Jay Shafer, the mastermind behind Tumbleweed, designs houses that you can buy as plans or as a kit that you assemble on site. Ranging from 150 sf to 600 sf, his little houses make the most efficient use of space. While one might think of these houses as a weekend getaway or a part time cottage, bear in mind that Shafer himself lives in one of his creations that's only 100 sf. (One of his house designs is a 40 sf trailer.)

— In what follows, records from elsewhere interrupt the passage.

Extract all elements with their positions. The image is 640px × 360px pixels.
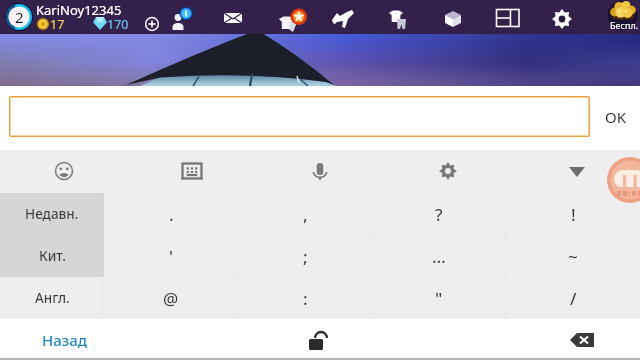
staticText: Англ. xyxy=(35,289,70,307)
staticText: . xyxy=(169,203,174,226)
button[interactable]: Англ. xyxy=(0,277,104,319)
button[interactable]: , xyxy=(238,193,372,235)
button[interactable]: ~ xyxy=(506,235,640,277)
button[interactable]: Shop xyxy=(275,5,301,31)
button[interactable]: Backspace xyxy=(568,327,598,353)
staticText: ! xyxy=(571,203,576,226)
button[interactable]: Недавн. xyxy=(0,193,104,235)
button[interactable]: Wardrobe xyxy=(385,5,411,31)
button[interactable]: … xyxy=(372,235,506,277)
button[interactable]: . xyxy=(104,193,238,235)
staticText: OK xyxy=(605,107,627,127)
button[interactable]: ; xyxy=(238,235,372,277)
button[interactable]: @ xyxy=(104,277,238,319)
button[interactable]: Travel xyxy=(330,5,356,31)
staticText: 17 xyxy=(50,16,65,33)
button[interactable]: Voice input xyxy=(307,158,333,184)
staticText: KariNoy12345 xyxy=(36,1,122,19)
button[interactable]: OK xyxy=(592,96,640,137)
button[interactable]: Friends xyxy=(165,5,191,31)
staticText: ' xyxy=(169,245,174,268)
staticText: Недавн. xyxy=(25,205,79,223)
staticText: 170 xyxy=(107,16,129,33)
button[interactable]: Emoji xyxy=(51,158,77,184)
button[interactable]: Keyboard settings xyxy=(435,158,461,184)
staticText: : xyxy=(303,287,308,310)
button[interactable]: ! xyxy=(506,193,640,235)
staticText: @ xyxy=(163,287,179,310)
staticText: 2 xyxy=(15,7,24,27)
button[interactable]: Кит. xyxy=(0,235,104,277)
button[interactable]: : xyxy=(238,277,372,319)
button[interactable]: Add currency xyxy=(144,16,160,32)
staticText: ; xyxy=(303,245,308,268)
button[interactable]: ? xyxy=(372,193,506,235)
button[interactable]: Keyboard layout xyxy=(179,158,205,184)
staticText: … xyxy=(432,245,446,268)
staticText: " xyxy=(435,287,443,310)
button[interactable]: Layout xyxy=(495,5,521,31)
button[interactable]: Назад xyxy=(29,319,100,360)
staticText: , xyxy=(303,203,308,226)
button[interactable]: Free coins xyxy=(605,0,640,34)
button[interactable]: " xyxy=(372,277,506,319)
staticText: ~ xyxy=(568,245,578,268)
button[interactable]: Unlock xyxy=(303,327,329,353)
staticText: ? xyxy=(435,203,443,226)
staticText: Назад xyxy=(42,330,87,350)
button[interactable]: More xyxy=(564,158,590,184)
button[interactable]: Mail xyxy=(220,5,246,31)
staticText: / xyxy=(570,287,577,310)
button[interactable]: Settings xyxy=(549,5,575,31)
button[interactable]: Level 2 xyxy=(5,3,33,31)
button[interactable]: Inventory xyxy=(440,5,466,31)
staticText: Беспл. xyxy=(610,19,639,31)
staticText: Кит. xyxy=(39,247,66,265)
button[interactable]: / xyxy=(506,277,640,319)
button[interactable]: ' xyxy=(104,235,238,277)
button[interactable] xyxy=(9,96,590,137)
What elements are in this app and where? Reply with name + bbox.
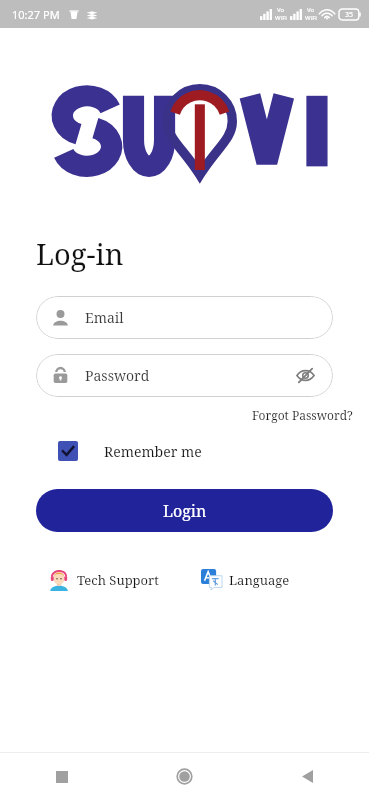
staticText: WiFi [275,14,287,22]
staticText: 10:27 PM [12,7,60,22]
staticText: Login [163,500,207,522]
staticText: Email [85,308,124,327]
staticText: Log-in [36,234,124,273]
staticText: 35 [345,10,354,20]
staticText: Password [85,366,150,385]
button[interactable]: Show password [294,364,317,387]
button[interactable]: Forgot Password? [252,405,369,425]
button[interactable]: Password [36,354,333,397]
button[interactable]: Login [36,489,333,532]
button[interactable]: Remember me [58,441,202,461]
button[interactable]: Home [123,753,246,800]
staticText: Vo [307,6,315,14]
button[interactable]: Recent apps [0,753,123,800]
button[interactable]: Back [246,753,369,800]
staticText: Remember me [104,442,202,461]
staticText: Forgot Password? [252,407,353,423]
staticText: Language [229,571,290,589]
staticText: Tech Support [77,571,159,589]
staticText: WiFi [305,14,317,22]
button[interactable]: Language [201,569,290,590]
staticText: Vo [277,6,285,14]
button[interactable]: Email [36,296,333,339]
button[interactable]: Tech Support [48,569,159,591]
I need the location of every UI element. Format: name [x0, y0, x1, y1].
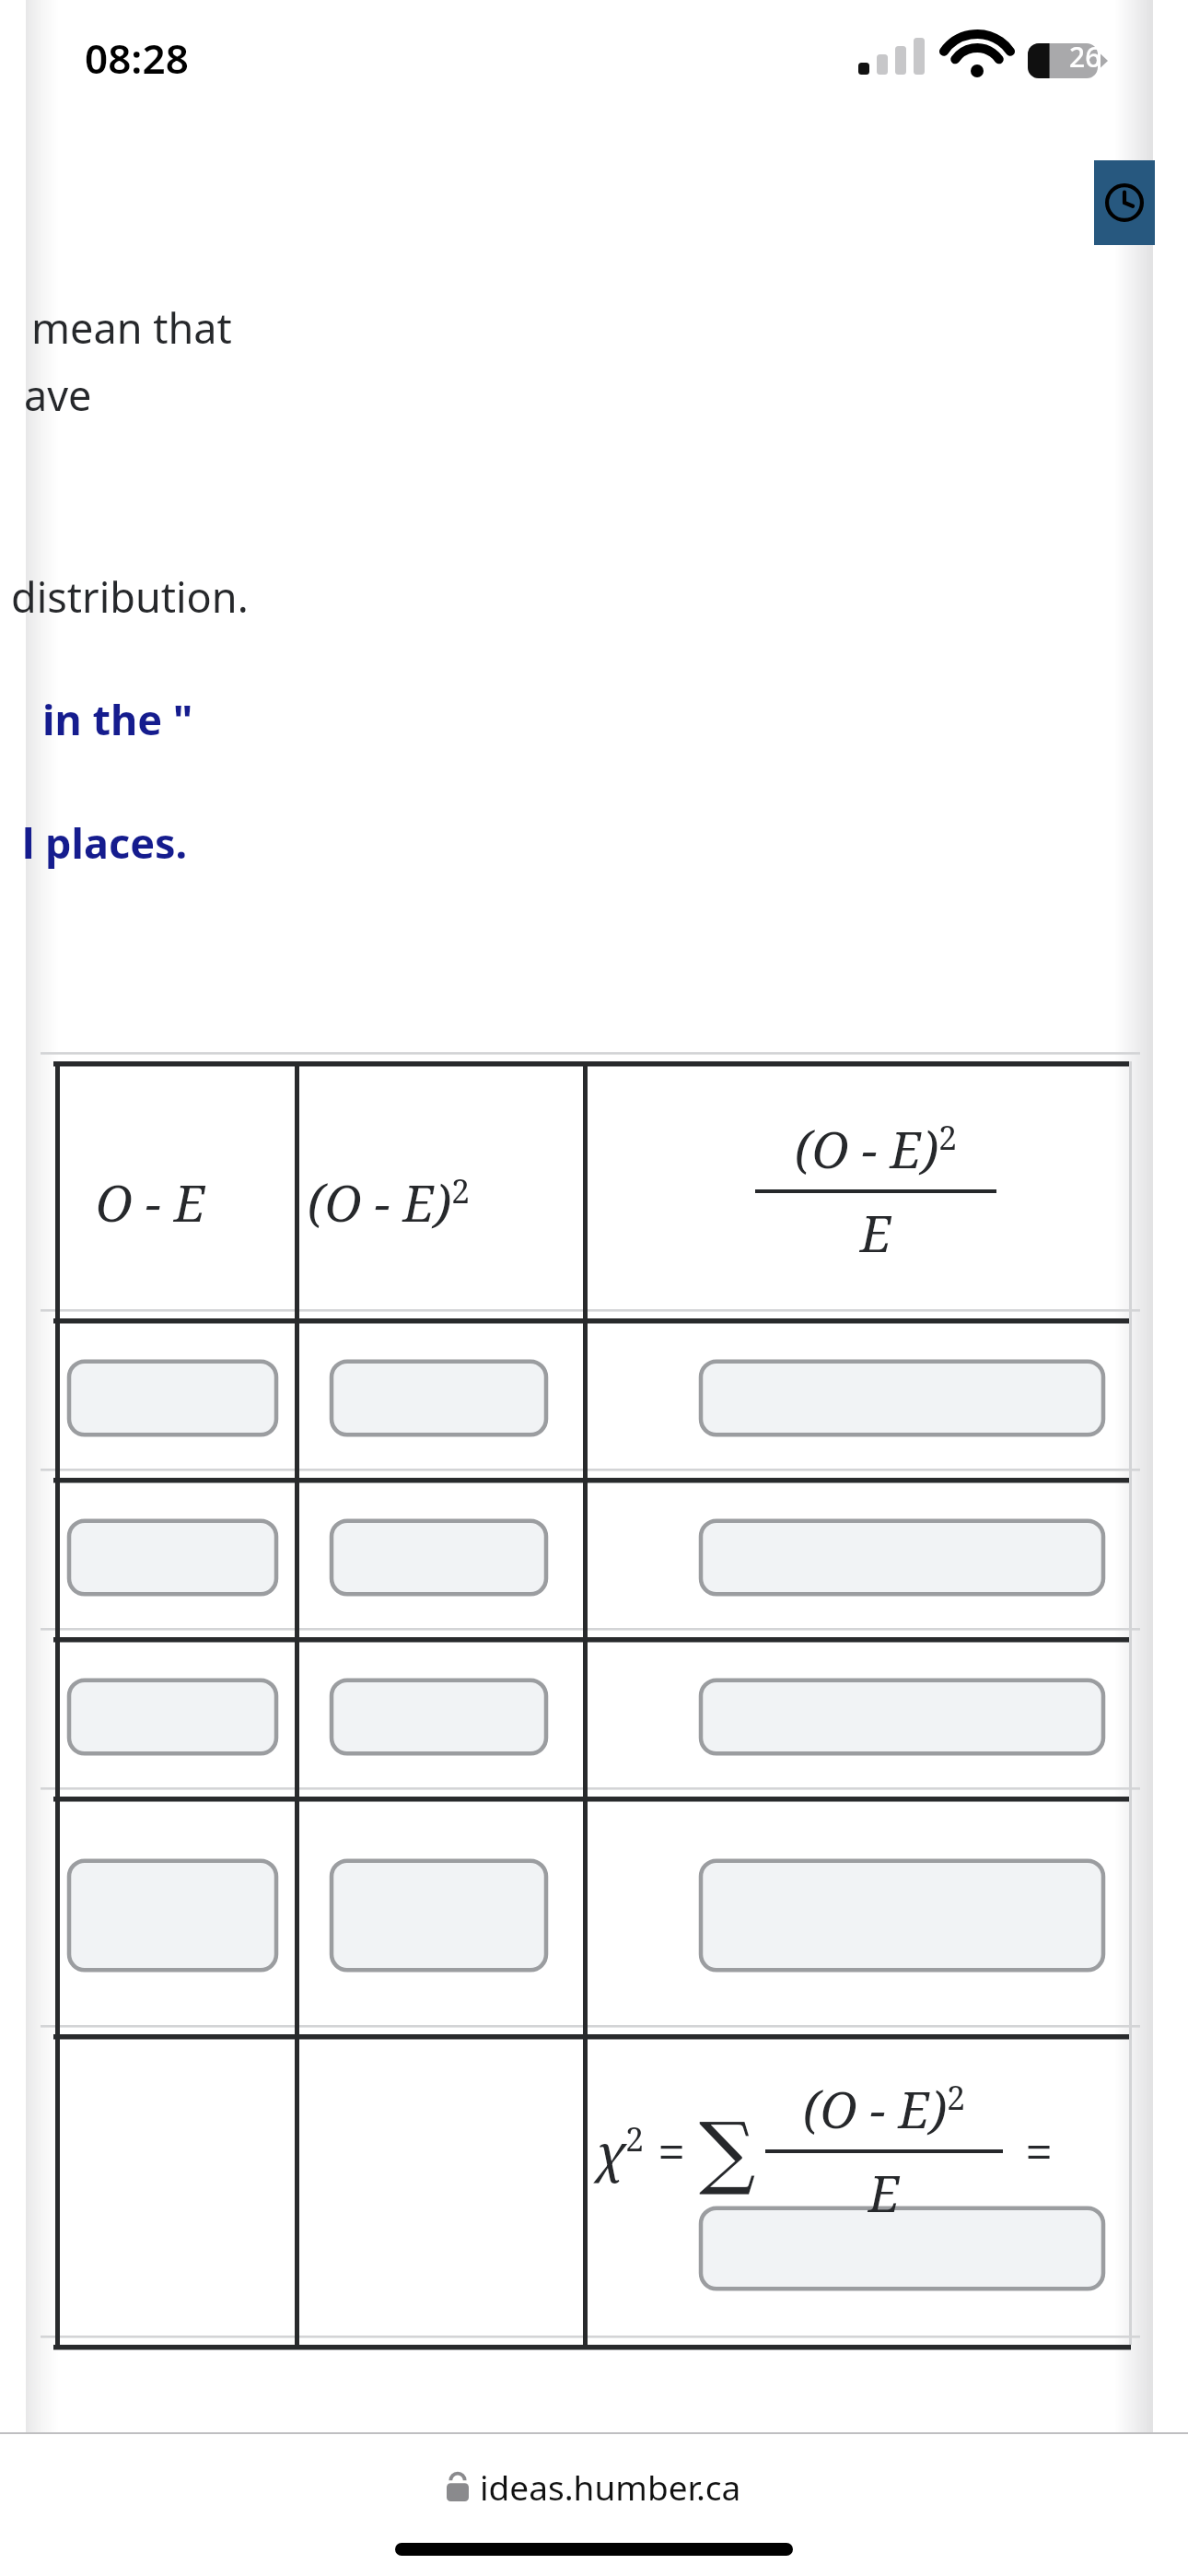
staticText: ideas.humber.ca [480, 2464, 741, 2510]
staticText: E [868, 2159, 900, 2227]
staticText: E [860, 1199, 891, 1267]
staticText: 26 [1069, 38, 1101, 76]
staticText: O − E [96, 1168, 205, 1236]
staticText: χ [597, 2117, 625, 2185]
staticText: = [645, 2117, 699, 2185]
button[interactable]: History [1094, 160, 1155, 245]
staticText: (O − E) [795, 1115, 938, 1183]
staticText: 2 [947, 2075, 966, 2120]
staticText: distribution. [11, 568, 249, 625]
staticText: = [1012, 2117, 1054, 2185]
staticText: ave [24, 367, 92, 423]
staticText: 2 [938, 1115, 958, 1160]
staticText: 08:28 [85, 30, 189, 86]
button[interactable]: ideas.humber.ca [447, 2464, 741, 2510]
staticText: (O − E) [308, 1168, 451, 1236]
staticText: ∑ [699, 2105, 756, 2197]
staticText: (O − E) [803, 2075, 947, 2143]
staticText: 2 [625, 2116, 645, 2161]
staticText: in the " [42, 691, 193, 747]
staticText: mean that [31, 299, 232, 356]
staticText: 2 [451, 1168, 471, 1213]
staticText: l places. [22, 814, 188, 871]
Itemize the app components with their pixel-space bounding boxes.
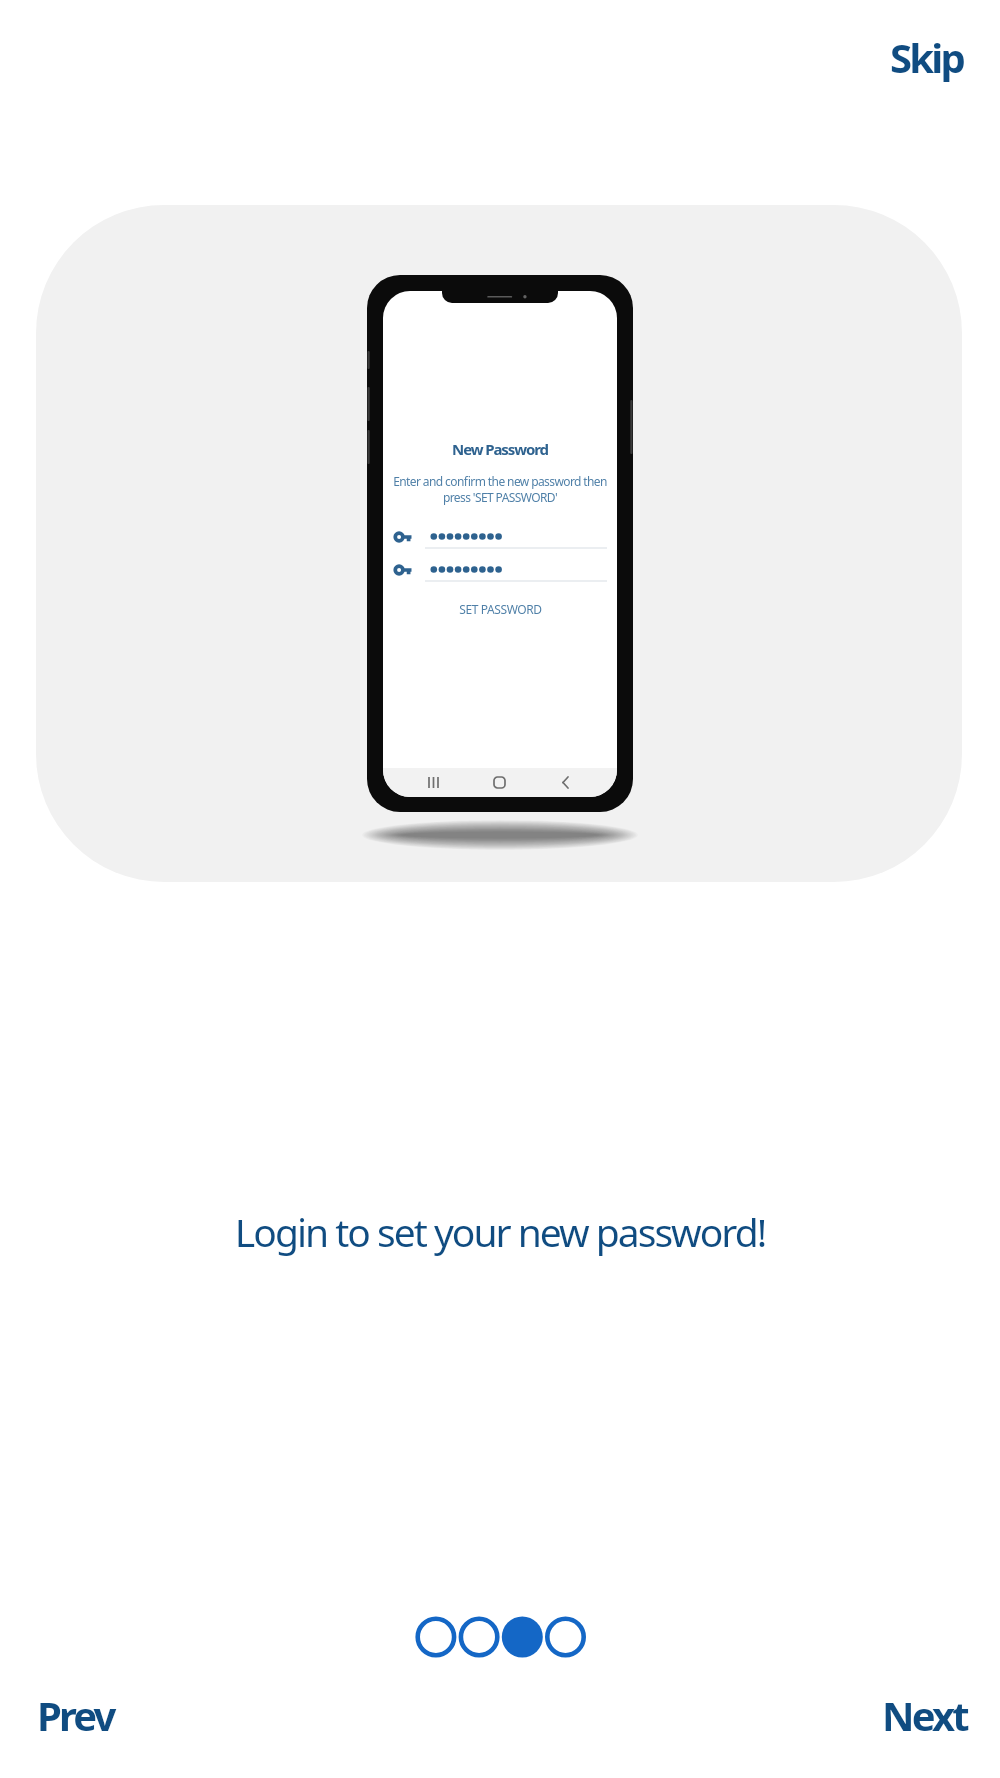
staticText: New Password [383, 439, 617, 459]
staticText: Prev [37, 1688, 114, 1742]
button[interactable]: Prev [19, 1664, 132, 1766]
button[interactable]: Next [864, 1664, 985, 1766]
staticText: Login to set your new password! [0, 1205, 1000, 1258]
staticText: Skip [890, 30, 963, 84]
button[interactable]: SET PASSWORD [383, 597, 617, 621]
staticText: SET PASSWORD [459, 601, 542, 617]
staticText: Enter and confirm the new password then … [383, 473, 617, 506]
button[interactable]: Skip [872, 6, 981, 108]
staticText: Next [882, 1688, 967, 1742]
other: Page 3 of 4 [405, 1608, 595, 1666]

His work inspires me. When I see these gems of house plans, it makes me think of architect and author of The Not So Big House, Sarah Susanka. In her book, she described the fantastic house plans that she and her designer husband shopped around to get a loan to build it. Designed for the way they truly lived, it really made the best of every square foot and put more cost into good design and details than into gross square footage. Their bank turned them down for a loan. The reason? Their house plans showed no formal dining room. This was explained to Susanka when she spoke to the bank manager. But like a really good architect, she got the manager to talk about his own house, which had him eventually confessing that every party his family had managed to wind up in the kitchen around the breakfast bar while the large, formal dining room was simply a place to hold food and beverages. Same thing for meals with the family: either in front of the TV or in the breakfast nook by the kitchen. Upon realizing his confession, the bank manager approved Susanka's construction loan.
In many housing lot developments in the Rocky Mountains, especially those located near ski resorts, each lot purchase comes with a minimum required square footage of any domicile built on the lot. Translation: even if your family could spend a week in the mountains in 600 sf, you might be required to build at least twice that amount of space. Now, granted there's some method to this madness, as homes of a certain size tend to cost a certain amount and would then keep the whole development's property values up. And granted, if you can afford a nice piece of mountain real estate, you can afford to build a dry-stack stone-and-timber McMansion with high gables and a high-six to low-seven-figure price tag. But at the same time, this rule requires that people use more natural resources than necessary in order to build structures in which they spend less than a quarter of their time.
So, some things to think about this weekend as you stroll around your own domicile:
- Think about how much time you spend in what rooms in your house. How much smaller could your own home be if, say, a kitchenette was moved into your den?
- Do you need more space or just less stuff?
- The average home in Tokyo, Japan in 2003 was 710 sf. 30% of those homes are detached housing (meaning not an apartment). Most of the industrialized world lives in smaller homes that the U.S. does. How would you and your family live in that much space?
- Measure the room in your home in which you spend most of your time. Multiply width by length for the area in square feet. You already spend most of your time in that size space. What would make that room work better? A futon instead of a sofa? Shelves above head height for seasonal decorations or things you don't use more often than once a month?